The method is particularly suitable for irradiating tumors at the base of the skull, in the brain, and in the central nervous system. It is also used in pediatric cancer patients to reduce possible long-term effects.

Dr. Elke Beyreuther, Researcher, Helmholtz-Zentrum Dresden-Rossendorf

The approach, however, is substantially more complicated than X-Ray therapy since it necessitates expensive accelerator equipment to generate and convey fast protons to the patient.

As a result, only a few proton treatment centers exist in Germany, one of which is located at Dresden University Hospital. Experts are now striving to refine the approach and customize it to patients. Proton accelerators based on lasers could make a significant contribution in this area.

Customized Laser Flashes

The approach is based on a high-power laser to generate strong and extremely short light pulses, which are fired at a thin plastic or metal foil.

Dr. Florian Kroll, Physicist, Helmholtz-Zentrum Dresden-Rossendorf

The intensity of these flashes rips swathes of electrons from the foil, providing a stronger electric field that can bundle protons into pulses and drive them to high energies. This mechanism is interesting because the scale is so small: the acceleration path is only a few micrometers long.

We have been working on the project for 15 years, but so far, the protons hadn’t picked up enough energy for irradiation. Also, the pulse intensity was too variable, so we couldn’t make sure we were delivering the right dose.

Dr. Elke Beyreuther, Researcher, Helmholtz-Zentrum Dresden-Rossendorf

However, researchers have progressed significantly in recent years, mainly thanks to a greater understanding of the interplay between laser flashes and the foil.

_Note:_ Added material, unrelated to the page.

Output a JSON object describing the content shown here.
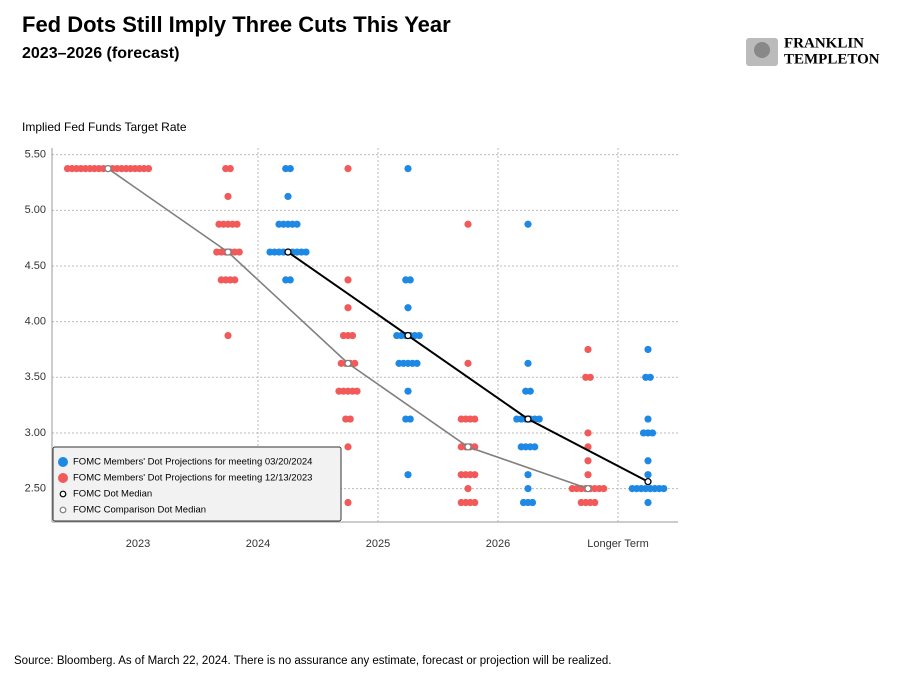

Above all, the precise shape of the laser flashes is particularly important. We can now tailor them to create proton pulses that have sufficient energy and are also stable enough,” Kroll adds.

New Research Requirements

Finally, the parameters were dialed into the point where the HZDR team could begin a vital series of tests: the first-ever, regulated irradiation of tumors in mice with laser-accelerated protons.

The investigations were performed at the OncoRay — National Center for Radiation Research in Oncology — in collaboration with experts from Dresden University Hospital and benchmarked against comparison experiments at a traditional proton treatment facility.

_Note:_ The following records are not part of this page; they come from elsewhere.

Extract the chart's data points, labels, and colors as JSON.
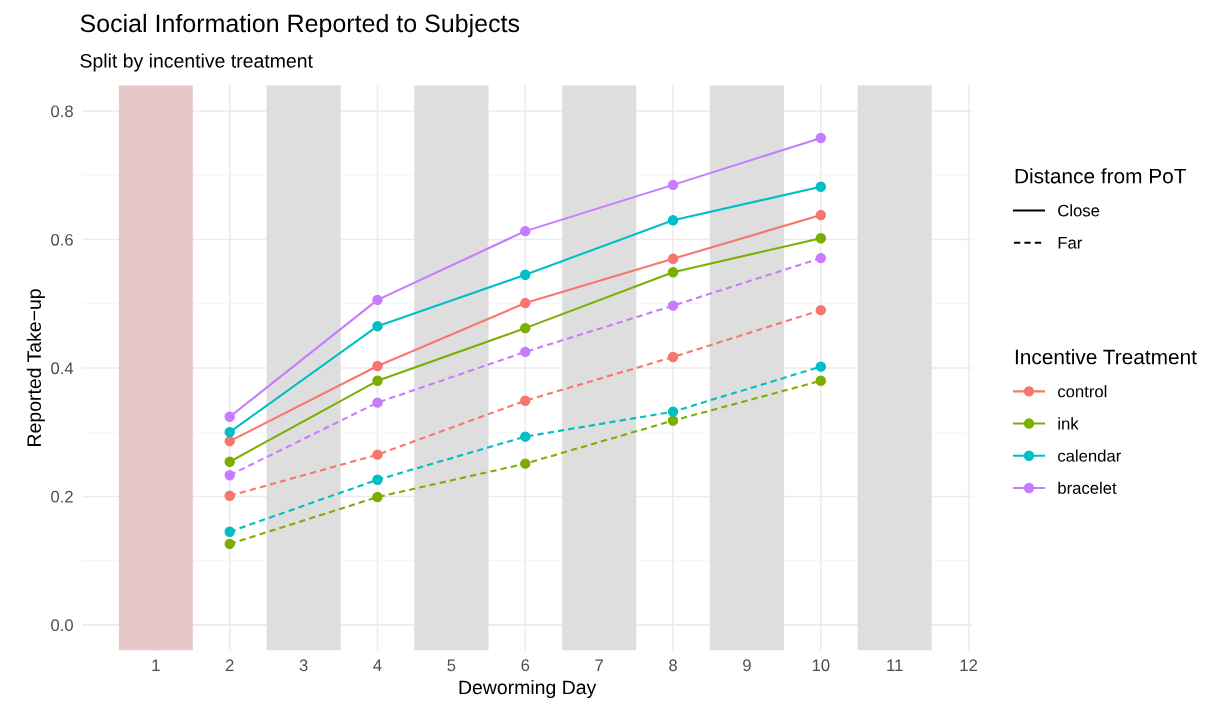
{
  "chart_data": {
    "type": "line",
    "title": "Social Information Reported to Subjects",
    "subtitle": "Split by incentive treatment",
    "xlabel": "Deworming Day",
    "ylabel": "Reported Take−up",
    "x": [
      2,
      4,
      6,
      8,
      10
    ],
    "series": [
      {
        "name": "control",
        "color": "#f8766d",
        "line_style": "solid",
        "values": [
          0.286,
          0.403,
          0.501,
          0.57,
          0.638
        ]
      },
      {
        "name": "ink",
        "color": "#7cae00",
        "line_style": "solid",
        "values": [
          0.254,
          0.38,
          0.462,
          0.549,
          0.602
        ]
      },
      {
        "name": "calendar",
        "color": "#00bfc4",
        "line_style": "solid",
        "values": [
          0.3,
          0.465,
          0.545,
          0.63,
          0.682
        ]
      },
      {
        "name": "bracelet",
        "color": "#c77cff",
        "line_style": "solid",
        "values": [
          0.324,
          0.506,
          0.613,
          0.685,
          0.758
        ]
      },
      {
        "color": "#f8766d",
        "line_style": "dashed",
        "values": [
          0.201,
          0.265,
          0.349,
          0.417,
          0.49
        ]
      },
      {
        "color": "#7cae00",
        "line_style": "dashed",
        "values": [
          0.126,
          0.199,
          0.251,
          0.318,
          0.38
        ]
      },
      {
        "color": "#00bfc4",
        "line_style": "dashed",
        "values": [
          0.145,
          0.226,
          0.293,
          0.332,
          0.402
        ]
      },
      {
        "color": "#c77cff",
        "line_style": "dashed",
        "values": [
          0.233,
          0.346,
          0.425,
          0.497,
          0.571
        ]
      }
    ],
    "annotations": [
      "Close",
      "Far"
    ],
    "legend_title": [
      "Distance from PoT",
      "Incentive Treatment"
    ],
    "legend": "right",
    "marker": "circle",
    "grid": true,
    "xlim": [
      0,
      12.05
    ],
    "xticks": [
      1,
      2,
      3,
      4,
      5,
      6,
      7,
      8,
      9,
      10,
      11,
      12
    ],
    "ylim": [
      -0.04,
      0.84
    ],
    "yticks": [
      {
        "value": 0,
        "label": "0.0"
      },
      {
        "value": 0.2,
        "label": "0.2"
      },
      {
        "value": 0.4,
        "label": "0.4"
      },
      {
        "value": 0.6,
        "label": "0.6"
      },
      {
        "value": 0.8,
        "label": "0.8"
      }
    ],
    "bands": [
      {
        "axis": "x",
        "from": 0.5,
        "to": 1.5,
        "color": "#e6c8ca"
      },
      {
        "axis": "x",
        "from": 2.5,
        "to": 3.5,
        "color": "#dedede"
      },
      {
        "axis": "x",
        "from": 4.5,
        "to": 5.5,
        "color": "#dedede"
      },
      {
        "axis": "x",
        "from": 6.5,
        "to": 7.5,
        "color": "#dedede"
      },
      {
        "axis": "x",
        "from": 8.5,
        "to": 9.5,
        "color": "#dedede"
      },
      {
        "axis": "x",
        "from": 10.5,
        "to": 11.5,
        "color": "#dedede"
      }
    ]
  }
}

We found that our laser-driven proton source can generate biologically valuable data. This sets the stage for further studies that will allow us to test and optimize our method,” Kroll reports.

The high intensity of laser-accelerated proton pulses is yet another distinguishing trait. While traditional proton treatment delivers the radiation dose over a few minutes, the laser-based approach might happen in a millionth of a second.

There are indications that such a rapid dose administration helps spare the healthy surrounding tissue even better than before. We want to follow up on these indications with our experimental setup and conduct preclinical studies to investigate when and how this rapid irradiation method should be used to gain an advantage in cancer therapy,” interprets Elke Beyreuther.

Journal Reference:

Kroll, F. et al. (2022) Tumour irradiation in mice with a laser-accelerated proton beam. Nature Physics.